4

I'm trying to substitute some values in a numpy masked array, but my mask is being dropped:

import numpy as np
a = np.ma.array([1, 2, 3, -1, 5], mask=[0, 0, 0, 1, 0])
a[a < 2] = 999

The result is:

masked_array(data = [999 2 3 999 5],
mask = [False False False False False],
fill_value = 999999)

But what I want is:

masked_array(data = [999 2 3 -- 5],
mask = [False False False  True False],
fill_value = 999999)

What am I doing wrong? I'm using Python 2.7 and numpy 1.7.1 on Ubuntu 13.10

2
  • 4
    This is a long-standing gotcha/design-bug/feature with masked arrays. Basically, beware of assigning using boolean arrays when using masked arrays. A completely different (much cleaner) missing value system was added to numpy a few years back, but has been pulled back out until numpy 2.0 for various reasons. Commented Nov 13, 2013 at 15:13
  • @JoeKington, sigh. I suspected that.
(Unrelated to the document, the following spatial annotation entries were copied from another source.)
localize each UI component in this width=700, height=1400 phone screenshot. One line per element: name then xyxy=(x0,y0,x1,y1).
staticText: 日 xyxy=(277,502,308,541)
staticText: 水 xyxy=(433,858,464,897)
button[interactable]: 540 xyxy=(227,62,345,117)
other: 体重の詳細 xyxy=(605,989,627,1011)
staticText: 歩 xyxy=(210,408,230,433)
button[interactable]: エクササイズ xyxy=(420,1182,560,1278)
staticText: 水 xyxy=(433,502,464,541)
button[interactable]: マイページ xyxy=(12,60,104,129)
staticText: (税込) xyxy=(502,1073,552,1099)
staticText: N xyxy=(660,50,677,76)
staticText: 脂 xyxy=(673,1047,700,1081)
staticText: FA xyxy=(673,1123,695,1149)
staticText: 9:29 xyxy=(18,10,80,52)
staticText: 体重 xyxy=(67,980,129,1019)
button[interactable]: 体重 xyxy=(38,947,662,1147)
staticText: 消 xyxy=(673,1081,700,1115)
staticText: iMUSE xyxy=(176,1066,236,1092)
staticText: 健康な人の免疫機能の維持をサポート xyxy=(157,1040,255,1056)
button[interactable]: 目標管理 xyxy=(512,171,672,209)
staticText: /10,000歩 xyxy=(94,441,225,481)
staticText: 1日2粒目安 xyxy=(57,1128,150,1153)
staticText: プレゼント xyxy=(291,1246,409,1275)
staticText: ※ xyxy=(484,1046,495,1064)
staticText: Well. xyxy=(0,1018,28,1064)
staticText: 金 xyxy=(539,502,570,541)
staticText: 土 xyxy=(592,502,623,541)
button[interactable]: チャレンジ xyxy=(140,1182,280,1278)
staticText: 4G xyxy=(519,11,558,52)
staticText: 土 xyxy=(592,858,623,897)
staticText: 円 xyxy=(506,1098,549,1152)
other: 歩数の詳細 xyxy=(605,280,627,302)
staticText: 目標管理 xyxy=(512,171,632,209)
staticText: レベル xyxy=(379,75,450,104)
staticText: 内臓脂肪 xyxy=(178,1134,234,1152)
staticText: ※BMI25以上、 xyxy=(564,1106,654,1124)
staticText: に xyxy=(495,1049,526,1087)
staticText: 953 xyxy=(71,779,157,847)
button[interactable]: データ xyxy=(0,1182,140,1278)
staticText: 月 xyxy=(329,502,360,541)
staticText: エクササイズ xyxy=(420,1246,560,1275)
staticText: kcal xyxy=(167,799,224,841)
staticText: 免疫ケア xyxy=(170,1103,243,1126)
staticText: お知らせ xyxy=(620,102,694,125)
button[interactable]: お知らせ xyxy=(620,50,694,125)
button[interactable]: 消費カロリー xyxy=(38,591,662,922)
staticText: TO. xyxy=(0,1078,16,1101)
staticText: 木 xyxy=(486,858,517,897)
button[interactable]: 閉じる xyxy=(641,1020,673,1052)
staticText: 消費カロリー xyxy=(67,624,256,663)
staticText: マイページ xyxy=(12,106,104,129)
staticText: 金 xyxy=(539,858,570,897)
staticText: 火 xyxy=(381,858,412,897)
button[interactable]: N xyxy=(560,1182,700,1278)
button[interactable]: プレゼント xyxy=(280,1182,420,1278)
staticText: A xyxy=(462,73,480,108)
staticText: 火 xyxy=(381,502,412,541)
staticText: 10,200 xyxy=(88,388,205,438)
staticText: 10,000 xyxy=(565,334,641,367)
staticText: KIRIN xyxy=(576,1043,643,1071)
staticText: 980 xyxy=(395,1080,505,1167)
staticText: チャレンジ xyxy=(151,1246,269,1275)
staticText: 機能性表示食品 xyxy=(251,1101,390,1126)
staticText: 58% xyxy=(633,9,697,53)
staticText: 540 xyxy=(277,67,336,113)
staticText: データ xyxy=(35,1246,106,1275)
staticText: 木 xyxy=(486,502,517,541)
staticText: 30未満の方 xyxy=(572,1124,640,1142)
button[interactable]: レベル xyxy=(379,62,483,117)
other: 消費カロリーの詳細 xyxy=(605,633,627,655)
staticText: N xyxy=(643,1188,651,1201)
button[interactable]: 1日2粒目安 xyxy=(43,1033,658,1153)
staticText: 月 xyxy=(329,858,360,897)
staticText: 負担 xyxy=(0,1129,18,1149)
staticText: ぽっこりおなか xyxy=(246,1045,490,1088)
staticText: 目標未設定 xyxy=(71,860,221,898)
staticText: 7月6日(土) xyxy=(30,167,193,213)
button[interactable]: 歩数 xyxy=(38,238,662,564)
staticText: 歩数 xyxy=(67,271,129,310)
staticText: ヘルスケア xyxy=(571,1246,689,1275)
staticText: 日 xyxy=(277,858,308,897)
Commented Nov 13, 2013 at 15:24

1 Answer 1

4

I think you are not doing the substitution correctly, try this:

>>> import numpy as np
>>> a = np.ma.array([1, 2, 3, -1, 5], mask=[0, 0, 0, 1, 0])
>>> a.data[a < 2] = 999
>>> a
 masked_array(data = [999 2 3 -- 5],
         mask = [False False False  True False],
   fill_value = 999999)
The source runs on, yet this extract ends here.